血液透析とは、体に溜まった毒素・老廃物・水分を一度体外に導出して除去した後に体内へ返すという治療法です。
1週間に2~3回の頻度で、4~5時間かけて治療を行うため通院が必要です。
維持透析治療を行う患者さんは、動脈と静脈を体表近くで吻合した『内シャント』と呼ばれる血管を作成します。
この『内シャント』を用いて、1分間に100ml~250mlの血液を体外循環させ治療します。
血液透析導入時期の患者さんや緊急治療が必要な患者さんで『内シャント』がない場合には、血液透析専用のカテーテルを使用し治療を行うことが可能です。
当院では、血管手術の専門である心臓血管外科の医師に『内シャント』の作成を依頼しており、血管の評価を内科と心臓血管外科の両科の医師で行っています。
治療には『ダイアライザー』と呼ばれる人工腎臓を使用し、患者さんの体格・残存腎機能・毒素の除去効率などによって大きさや素材を変更しています。

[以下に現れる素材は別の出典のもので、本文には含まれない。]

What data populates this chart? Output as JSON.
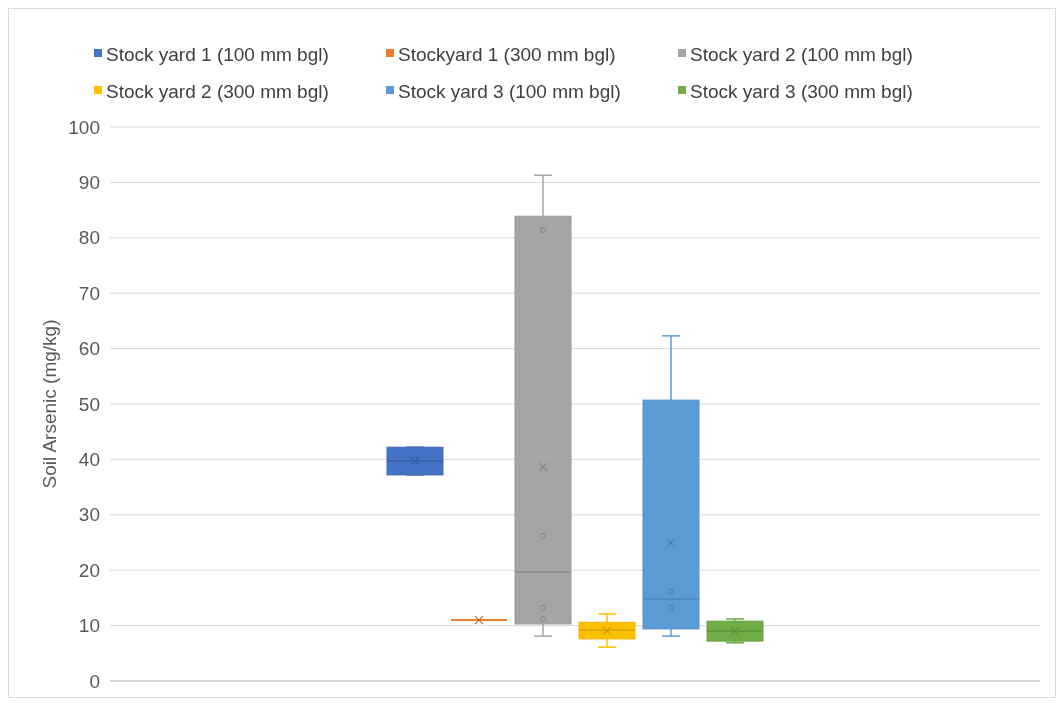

血液透析に最も欠かせないものとして透析液というものがあります。
透析液は、エンドトキシンやパイロジェンと呼ばれる発熱物質・水道水に含まれる塩素などを全く含んでいない清潔な水で、清浄化が義務付けられています。
当院では、『透析液清浄化のガイドライン』に記載されている基準よりも、さらに清浄化された透析液を使用しており、患者さんに安全な透析を提供しています。
腹膜透析とは…
血液透析と同様に体に溜まった毒素・老廃物・水分を除去するという治療法です。
血液透析と異なり、自宅や職場で1日数回の定期的なバックの交換を行うことで治療を行うことができます。
病院への来院は、月に数回の外来診察で済むため、通院による身体的拘束は血液透析と比較して少ないと思われます。

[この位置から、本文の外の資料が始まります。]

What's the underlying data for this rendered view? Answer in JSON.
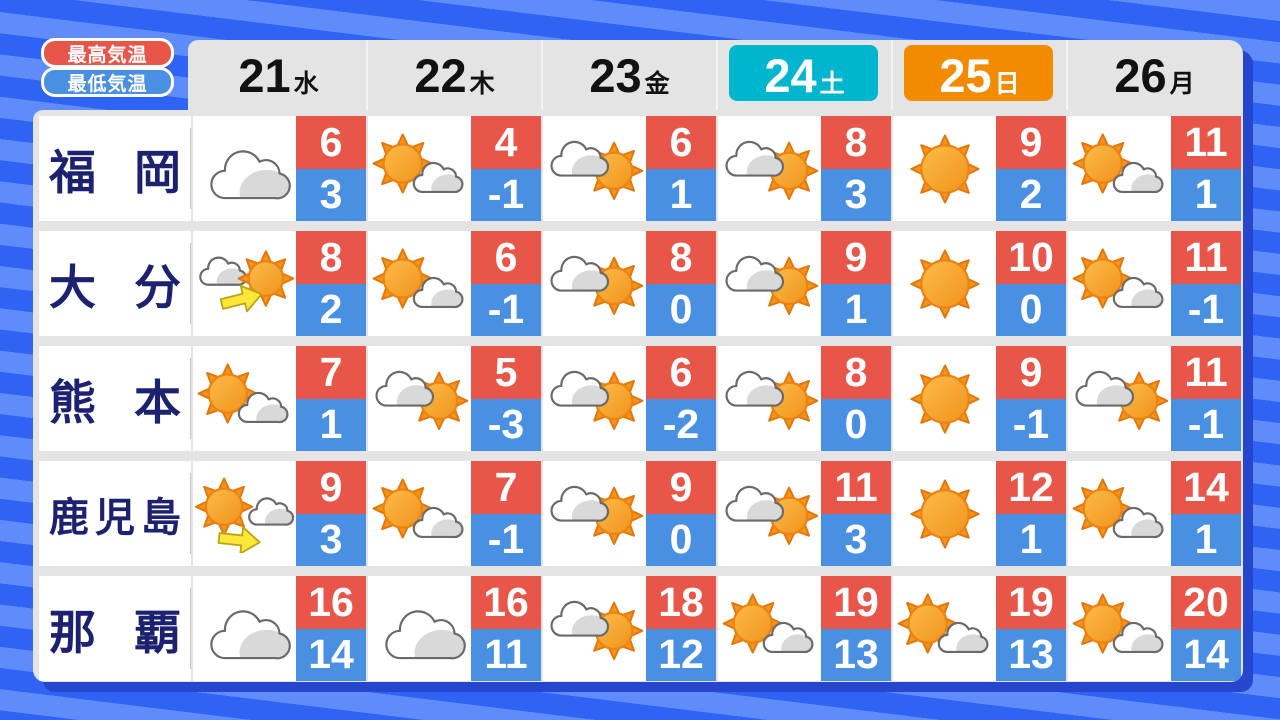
{
  "legend": {
    "high_label": "最高気温",
    "low_label": "最低気温"
  },
  "colors": {
    "temp_high_bg": "#e8564a",
    "temp_low_bg": "#4a90e2",
    "saturday_bg": "#00b6ce",
    "sunday_bg": "#f28b00",
    "city_text": "#1c2270",
    "card_bg": "#e4e4e4",
    "shadow": "#2646cd",
    "bg_stripe_light": "#5f8cf8",
    "bg_stripe_dark": "#2f63f3",
    "sun_color": "#f6941c",
    "cloud_shade": "#d9d9d9",
    "arrow_color": "#ffe63a"
  },
  "icon_legend": {
    "cloudy": "曇り",
    "sunny": "晴れ",
    "sun-and-cloud": "晴れ時々曇り",
    "cloud-and-sun": "曇り時々晴れ",
    "cloud-then-sun": "曇りのち晴れ",
    "sun-then-cloud": "晴れのち曇り"
  },
  "chart_data": {
    "type": "table",
    "columns": [
      "21水",
      "22木",
      "23金",
      "24土",
      "25日",
      "26月"
    ],
    "days": [
      {
        "date": "21",
        "weekday": "水",
        "highlight": null
      },
      {
        "date": "22",
        "weekday": "木",
        "highlight": null
      },
      {
        "date": "23",
        "weekday": "金",
        "highlight": null
      },
      {
        "date": "24",
        "weekday": "土",
        "highlight": "saturday"
      },
      {
        "date": "25",
        "weekday": "日",
        "highlight": "sunday"
      },
      {
        "date": "26",
        "weekday": "月",
        "highlight": null
      }
    ],
    "rows": [
      {
        "city": "福岡",
        "forecast": [
          {
            "icon": "cloudy",
            "high": 6,
            "low": 3
          },
          {
            "icon": "sun-and-cloud",
            "high": 4,
            "low": -1
          },
          {
            "icon": "cloud-and-sun",
            "high": 6,
            "low": 1
          },
          {
            "icon": "cloud-and-sun",
            "high": 8,
            "low": 3
          },
          {
            "icon": "sunny",
            "high": 9,
            "low": 2
          },
          {
            "icon": "sun-and-cloud",
            "high": 11,
            "low": 1
          }
        ]
      },
      {
        "city": "大分",
        "forecast": [
          {
            "icon": "cloud-then-sun",
            "high": 8,
            "low": 2
          },
          {
            "icon": "sun-and-cloud",
            "high": 6,
            "low": -1
          },
          {
            "icon": "cloud-and-sun",
            "high": 8,
            "low": 0
          },
          {
            "icon": "cloud-and-sun",
            "high": 9,
            "low": 1
          },
          {
            "icon": "sunny",
            "high": 10,
            "low": 0
          },
          {
            "icon": "sun-and-cloud",
            "high": 11,
            "low": -1
          }
        ]
      },
      {
        "city": "熊本",
        "forecast": [
          {
            "icon": "sun-and-cloud",
            "high": 7,
            "low": 1
          },
          {
            "icon": "cloud-and-sun",
            "high": 5,
            "low": -3
          },
          {
            "icon": "cloud-and-sun",
            "high": 6,
            "low": -2
          },
          {
            "icon": "cloud-and-sun",
            "high": 8,
            "low": 0
          },
          {
            "icon": "sunny",
            "high": 9,
            "low": -1
          },
          {
            "icon": "cloud-and-sun",
            "high": 11,
            "low": -1
          }
        ]
      },
      {
        "city": "鹿児島",
        "forecast": [
          {
            "icon": "sun-then-cloud",
            "high": 9,
            "low": 3
          },
          {
            "icon": "sun-and-cloud",
            "high": 7,
            "low": -1
          },
          {
            "icon": "cloud-and-sun",
            "high": 9,
            "low": 0
          },
          {
            "icon": "cloud-and-sun",
            "high": 11,
            "low": 3
          },
          {
            "icon": "sunny",
            "high": 12,
            "low": 1
          },
          {
            "icon": "sun-and-cloud",
            "high": 14,
            "low": 1
          }
        ]
      },
      {
        "city": "那覇",
        "forecast": [
          {
            "icon": "cloudy",
            "high": 16,
            "low": 14
          },
          {
            "icon": "cloudy",
            "high": 16,
            "low": 11
          },
          {
            "icon": "cloud-and-sun",
            "high": 18,
            "low": 12
          },
          {
            "icon": "sun-and-cloud",
            "high": 19,
            "low": 13
          },
          {
            "icon": "sun-and-cloud",
            "high": 19,
            "low": 13
          },
          {
            "icon": "sun-and-cloud",
            "high": 20,
            "low": 14
          }
        ]
      }
    ]
  }
}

腹膜透析治療を行う患者さんは、その名の通り患者さん自身の腹膜を使用して透析を行います。
腹膜透析を行うには、腹腔内にカテーテルを留置する『CAPDカテーテル留置術』という手術が必要です。
腹膜透析の大きな特徴は、全て自己管理で行う治療法という点です。
血液透析では透析室のスタッフが治療の管理をしていますが、腹膜透析では透析液のバック交換などを治療にかかわる全てを患者さん自身が行わなければなりません。
また、バック交換・消毒・入浴などはカテーテルを清潔に保ちながら行う必要があるため自己管理ができない患者さんには向かない治療法でもあります。
しかし、腹膜透析を選ぶ利点も多くあり、食事制限が少ないこと・血圧が比較的安定することなどが挙げられ、腹膜透析を選ばれる患者さんも数多くいらっしゃいます。
当院では、患者さんが腹膜透析を安全に行えるように専門の知識を持つ看護師が手順の指導を行っています。